Arup which was associated with the building from the design stage to completion has translated the innovative double skin façade concept – usually used in cooler climates – into a solution suited to the local conditions and market. Utilising clear glass with automated blinds, the façade maximises access to daylight and views whilst delivering high levels of solar control.
1 Bligh Street, completed in 2011, is a new signature office tower in Sydney’s CBD, setting new standards for sustainability and innovation in high-rise development in Australia. The building has been achieved through the collaborative effort of the design team comprising Arup, Enstruct, Cundall, Architects – Ingenhoven Architects, and main contractor Grocon, and the client and building owner Dexus DWPF and Cbus Property. Arup provided the façade, mechanical, electrical, specialist structures & fire engineering, acoustics and lighting design. With sustainability at the core of the design, the building has achieved a 6 Star Green Star Office Design V2 Certified Rating and has been designed to target a 5 Star Nabers energy rating.
The tower is rotated north on its footprint to maximise water views of Sydney Harbour. Innovative building features include a naturally ventilated 30-storey atrium, an automated double skin façade providing excellent solar control and maximum daylight ingress and highly efficient mechanical cooling and heating systems.

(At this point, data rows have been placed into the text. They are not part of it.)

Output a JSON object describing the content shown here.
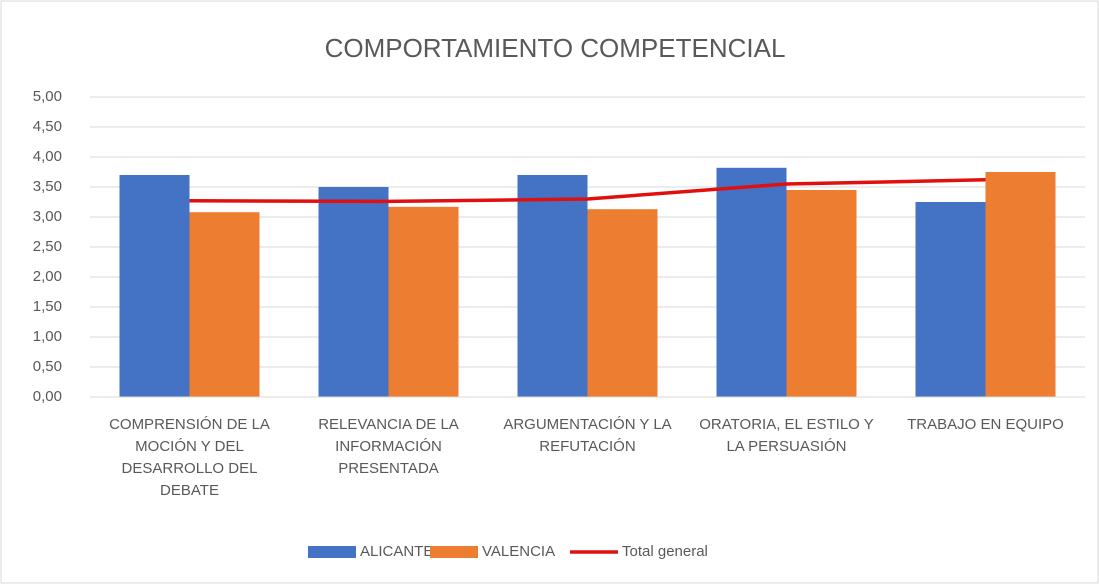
{
  "chart_data": {
    "type": "bar",
    "title": "COMPORTAMIENTO COMPETENCIAL",
    "categories": [
      "COMPRENSIÓN DE LA MOCIÓN Y DEL DESARROLLO DEL DEBATE",
      "RELEVANCIA DE LA INFORMACIÓN PRESENTADA",
      "ARGUMENTACIÓN Y LA REFUTACIÓN",
      "ORATORIA, EL ESTILO Y LA PERSUASIÓN",
      "TRABAJO EN EQUIPO"
    ],
    "series": [
      {
        "name": "ALICANTE",
        "color": "#4472c4",
        "type": "bar",
        "values": [
          3.7,
          3.5,
          3.7,
          3.82,
          3.25
        ]
      },
      {
        "name": "VALENCIA",
        "color": "#ed7d31",
        "type": "bar",
        "values": [
          3.08,
          3.17,
          3.13,
          3.45,
          3.75
        ]
      },
      {
        "name": "Total general",
        "color": "#e01010",
        "type": "line",
        "values": [
          3.27,
          3.26,
          3.3,
          3.55,
          3.62
        ]
      }
    ],
    "ylim": [
      0,
      5
    ],
    "yticks": [
      {
        "value": 0,
        "label": "0,00"
      },
      {
        "value": 0.5,
        "label": "0,50"
      },
      {
        "value": 1,
        "label": "1,00"
      },
      {
        "value": 1.5,
        "label": "1,50"
      },
      {
        "value": 2,
        "label": "2,00"
      },
      {
        "value": 2.5,
        "label": "2,50"
      },
      {
        "value": 3,
        "label": "3,00"
      },
      {
        "value": 3.5,
        "label": "3,50"
      },
      {
        "value": 4,
        "label": "4,00"
      },
      {
        "value": 4.5,
        "label": "4,50"
      },
      {
        "value": 5,
        "label": "5,00"
      }
    ],
    "grid": true,
    "legend": "bottom"
  }
}
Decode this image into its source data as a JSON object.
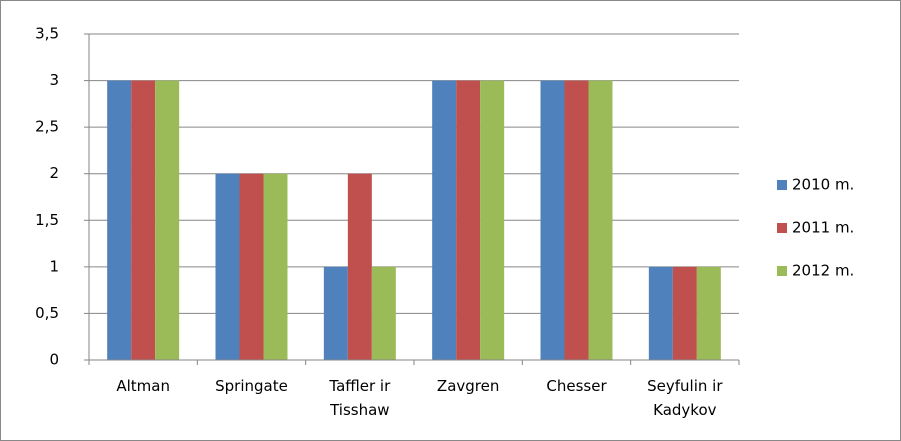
{
  "chart_data": {
    "type": "bar",
    "categories": [
      "Altman",
      "Springate",
      "Taffler ir Tisshaw",
      "Zavgren",
      "Chesser",
      "Seyfulin ir Kadykov"
    ],
    "series": [
      {
        "name": "2010 m.",
        "color": "#4f81bd",
        "values": [
          3,
          2,
          1,
          3,
          3,
          1
        ]
      },
      {
        "name": "2011 m.",
        "color": "#c0504d",
        "values": [
          3,
          2,
          2,
          3,
          3,
          1
        ]
      },
      {
        "name": "2012 m.",
        "color": "#9bbb59",
        "values": [
          3,
          2,
          1,
          3,
          3,
          1
        ]
      }
    ],
    "ylim": [
      0,
      3.5
    ],
    "yticks": [
      0,
      {
        "value": 0.5,
        "label": "0,5"
      },
      1,
      {
        "value": 1.5,
        "label": "1,5"
      },
      2,
      {
        "value": 2.5,
        "label": "2,5"
      },
      3,
      {
        "value": 3.5,
        "label": "3,5"
      }
    ],
    "grid": true,
    "legend": "right"
  }
}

To realise the full height atrium, Arup developed an innovative fire engineering strategy, while specialist steelwork input provided the slender grid sheel structure supporting the spectacular atrium skylight. Very high levels of indoor air quality is achieved through increased outside air provisions delivering 150% more fresh air than minimum Australian standards. Application of reclaimed condenser water from the building chiller equipment provides heating to the ground floor lobby while minimising water loss through cooling towers.
Visually, 1 Bligh Street’s extremely transparent appearance stands out against a Sydney skyline of dark and reflective facades. The architect’s design intent was to create the appearance of a clear glass tube of consistent appearance wrapping the building, that would maximise the views towards the Harbour Bridge and Circular Quay. Using clear glass in a climate such as Sydney’s would normally result in very high solar loads and significant glare problems at the perimeter, which would have been contrary to the overall objective of realising a low energy building with very high quality internal spaces. In response to this challenge, the office areas are clad using a bespoke designed double skin façade, the first time this has been used on any significant scale in Australia.
Double skin façades are more typical in cold climates where they can improve winter insulation properties. Arup developed the European inspired design to suit the Australia climate and local manufacturing capabilities. The system comprises an inner skin of very high performance double glazing; an outer skin of low iron glass and an interstitial cavity ventilated to outside. The cavity houses an automatic reflective Venetian blind which lowers and tilts in response to the sun position, reflecting all direct solar loads. At other time, the blind can be retracted to maximise access to the spectacular views and natural daylight.
The net effect is a highly effective façade that adapts to ever changing solar conditions at each orientation to minimise solar penetration to the floor and control direct glare. This allows the use of very clear glass thereby maximising daylight and access to views, and creating a building which is very transparent from the outside looking in, and from the inside looking out.
The central 30 storey atrium includes extensive curved glazing to the office perimeter, and operable glazed louvers to the southern elevation to provide natural ventilation to the space. The ground floor façade comprises large operable glass louvers and frameless vertically opening glass doors, which open when conditions suit to provide fresh air and free pedestrian access into the building. Arup worked with the architect to develop the initial design concepts, and then worked with the façade contractor to complete the detailed engineering design.